My spatial intervention in Fort Lane aims to connect people through shared experiences and encounters. I want to reinvigorate the space with a modern, eccentric addition that juts out from the existing industrial buildings lining the lane. I project a place where people can take a few minutes to reflect, be present in the moment and appreciate their surroundings. We live in a fast-paced world, constantly moving, interacting and socializing. But after a while being in a place where those interactions don’t seem as meaningful, the demand to create spaces where we can slow down and have meaningful interactions, becomes more apparent. This concept gives the opportunity for people to have meaningful, engaging and interactive spatial experiences that ultimately connects people together.
Interconnected is about creating a space where people can take a few minutes to reflect, be present in the moment and appreciate the surrounding areas. A place where connection and appreciation of shared spatial experiences are at the foremost.
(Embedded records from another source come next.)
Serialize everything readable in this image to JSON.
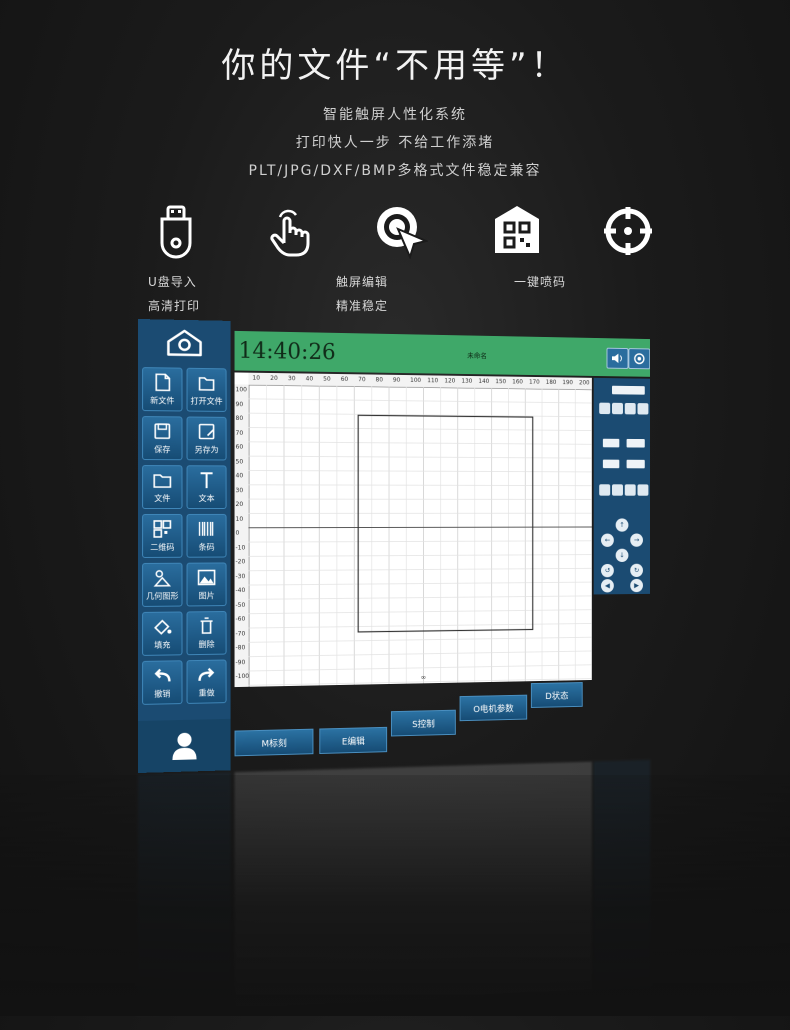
{
  "headline": "你的文件“不用等”！",
  "subtitles": [
    "智能触屏人性化系统",
    "打印快人一步  不给工作添堵",
    "PLT/JPG/DXF/BMP多格式文件稳定兼容"
  ],
  "features": {
    "usb_line1": "U盘导入",
    "usb_line2": "高清打印",
    "touch_line1": "触屏编辑",
    "touch_line2": "精准稳定",
    "qr_line1": "一键喷码"
  },
  "icons": [
    "usb-drive-icon",
    "touch-hand-icon",
    "cursor-target-icon",
    "qr-code-icon",
    "crosshair-icon"
  ],
  "screen": {
    "clock": "14:40:26",
    "topbar_center": "未命名",
    "tools": [
      {
        "label": "新文件"
      },
      {
        "label": "打开文件"
      },
      {
        "label": "保存"
      },
      {
        "label": "另存为"
      },
      {
        "label": "文件"
      },
      {
        "label": "文本"
      },
      {
        "label": "二维码"
      },
      {
        "label": "条码"
      },
      {
        "label": "几何图形"
      },
      {
        "label": "图片"
      },
      {
        "label": "填充"
      },
      {
        "label": "删除"
      },
      {
        "label": "撤销"
      },
      {
        "label": "重做"
      }
    ],
    "tabs": [
      "M标刻",
      "E编辑",
      "S控制",
      "O电机参数",
      "D状态"
    ],
    "ruler_top": [
      "10",
      "20",
      "30",
      "40",
      "50",
      "60",
      "70",
      "80",
      "90",
      "100",
      "110",
      "120",
      "130",
      "140",
      "150",
      "160",
      "170",
      "180",
      "190",
      "200"
    ],
    "ruler_left": [
      "100",
      "90",
      "80",
      "70",
      "60",
      "50",
      "40",
      "30",
      "20",
      "10",
      "0",
      "-10",
      "-20",
      "-30",
      "-40",
      "-50",
      "-60",
      "-70",
      "-80",
      "-90",
      "-100"
    ],
    "canvas_bottom": "∞"
  },
  "colors": {
    "sidebar": "#1b4b72",
    "topbar": "#3fa869",
    "button": "#2a6d9e",
    "background": "#1b1b1b"
  }
}
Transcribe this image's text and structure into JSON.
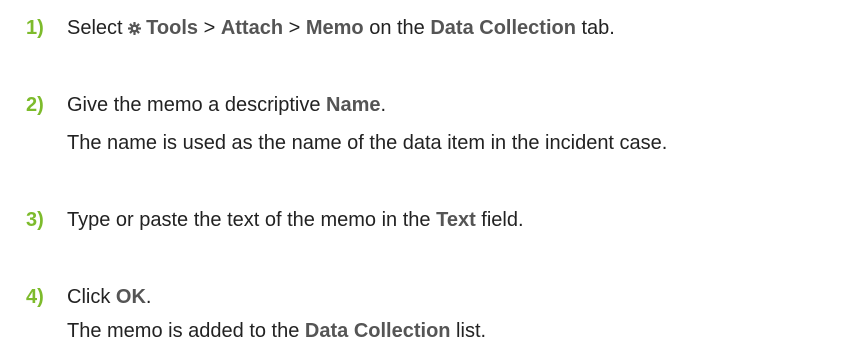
{
  "steps": [
    {
      "number": "1)",
      "line1": {
        "t1": "Select ",
        "tools": "Tools",
        "sep1": " > ",
        "attach": "Attach",
        "sep2": " > ",
        "memo": "Memo",
        "t2": " on the ",
        "tab": "Data Collection",
        "t3": " tab."
      }
    },
    {
      "number": "2)",
      "line1": {
        "t1": "Give the memo a descriptive ",
        "name": "Name",
        "t2": "."
      },
      "line2": "The name is used as the name of the data item in the incident case."
    },
    {
      "number": "3)",
      "line1": {
        "t1": "Type or paste the text of the memo in the ",
        "field": "Text",
        "t2": " field."
      }
    },
    {
      "number": "4)",
      "line1": {
        "t1": "Click ",
        "ok": "OK",
        "t2": "."
      },
      "line2": {
        "t1": "The memo is added to the ",
        "list": "Data Collection",
        "t2": " list."
      }
    }
  ],
  "icons": {
    "tools_icon": "gear-icon"
  },
  "colors": {
    "step_number": "#7dbb2c",
    "ui_term": "#555555",
    "body_text": "#222222"
  }
}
From a spatial design perspective, creating a new urban itinerary and expressing the interrelationship between people and the environment become very important.
The three main lines of inquiry I explored in this concept are, firstly; to have a design that will entice and enthuse people to engage in the site, explored through materiality and surface design. Secondly; to create important and memorable spatial experiences through movement, that ultimately connects people together. And thirdly; to give the opportunity for people to slow down and have an appreciation for surrounding areas, through a sequence of spaces.
Located in the centre of the laneway, the new structure provides an exhibition space for contemporary art. An elevator takes you up to the rooftop, where a café, bar, and viewing platforms allow people to slow down, appreciate their surroundings and connect themselves with the present.
The inspiration for this structure came from surface design explorations. I simulated, (through model making and photography), triangulated glass structures to see how light and reflection could contribute to the atmosphere of the space. Each glass pane is attached to steel framing through a ‘spider’ fitting system. This system creates a sleek and easy way to present the maximum glass surface and amplify reflections and transparency.
Spatial designers shape the spaces we interact with, but it’s ultimately the users who make the spaces active and alive. My addition to Fort lane provides a place for people to connect with each other and activate a shared world.